The weakness is in the form of a memory corruption vulnerability in the manner that the two most recent Windows versions deal with Server Message Block, or SMB, traffic. Should an attacker send a purpose crafted message from his or her server, it could theoretically trigger a buffer overflow condition. This would then cause the system to crash and reboot.
Laurent Gaffié’s revelation is not the first occasion that a SMB file sharing protocol flaw has been discovered, indeed a number of issues with the protocol have emerged in recent years.
The discovery of the flaw has encouraged US-CERT and several other organizations to publish security alerts following the release of a proof-of-concept exploit on the GitHub website. The weakness has the potential to be exploited on enterprise computers, however small businesses and private users appear to be most at risk.
This particular vulnerability can be exploited rather simply. The only thing required is to fool users into visiting a malicious server. Attackers achieve this via a link in an email or webpage, or alternatively a website redirect.
It is difficult to prevent the exploitation of the flaw, however the risk can be minimized by blocking outbound SMB connections on TCP ports 139 & 145, UDP ports 137 & 138. The majority of businesses will already be blocking outbound connections via these ports, but smaller businesses and private personal users may not yet have taken action.

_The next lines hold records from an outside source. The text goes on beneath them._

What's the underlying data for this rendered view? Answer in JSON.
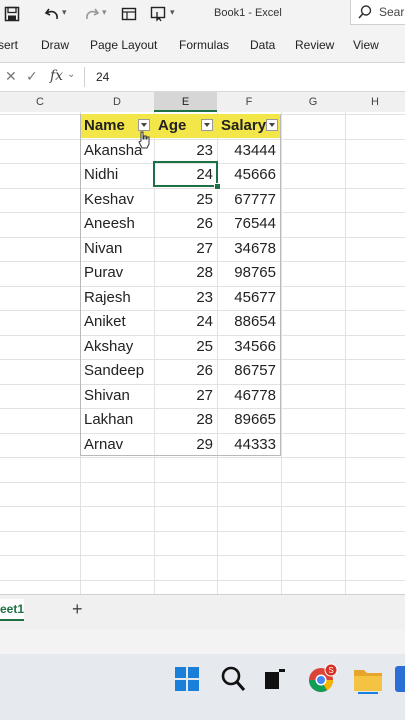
{
  "window": {
    "title": "Book1 - Excel",
    "search_label": "Sear"
  },
  "ribbon": {
    "tabs": [
      "sert",
      "Draw",
      "Page Layout",
      "Formulas",
      "Data",
      "Review",
      "View"
    ]
  },
  "formula_bar": {
    "value": "24"
  },
  "columns": [
    "C",
    "D",
    "E",
    "F",
    "G",
    "H"
  ],
  "selected_column": "E",
  "table": {
    "headers": [
      "Name",
      "Age",
      "Salary"
    ],
    "rows": [
      [
        "Akansha",
        "23",
        "43444"
      ],
      [
        "Nidhi",
        "24",
        "45666"
      ],
      [
        "Keshav",
        "25",
        "67777"
      ],
      [
        "Aneesh",
        "26",
        "76544"
      ],
      [
        "Nivan",
        "27",
        "34678"
      ],
      [
        "Purav",
        "28",
        "98765"
      ],
      [
        "Rajesh",
        "23",
        "45677"
      ],
      [
        "Aniket",
        "24",
        "88654"
      ],
      [
        "Akshay",
        "25",
        "34566"
      ],
      [
        "Sandeep",
        "26",
        "86757"
      ],
      [
        "Shivan",
        "27",
        "46778"
      ],
      [
        "Lakhan",
        "28",
        "89665"
      ],
      [
        "Arnav",
        "29",
        "44333"
      ]
    ]
  },
  "sheet_tabs": {
    "active": "eet1",
    "add_label": "+"
  },
  "colors": {
    "header_fill": "#f2e648",
    "excel_green": "#1e7145",
    "selection": "#1e7145"
  },
  "icons": {
    "titlebar": [
      "save-icon",
      "undo-icon",
      "redo-icon",
      "view-icon",
      "touch-mode-icon"
    ],
    "taskbar": [
      "start-icon",
      "search-icon",
      "task-view-icon",
      "chrome-icon",
      "file-explorer-icon"
    ]
  }
}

A policy change at Microsoft means that is now issues patches for its products only on the 2nd Tuesday of every month. Should information emerge that would indicate that the flaw is being actively exploited in the wild, Microsoft might decide to issue a patch as soon as possible. That scenario, however, seems unlikely.
The present indication is that Microsoft will patch the SMB file sharing protocol flaw on Tuesday the 14th of February 2017.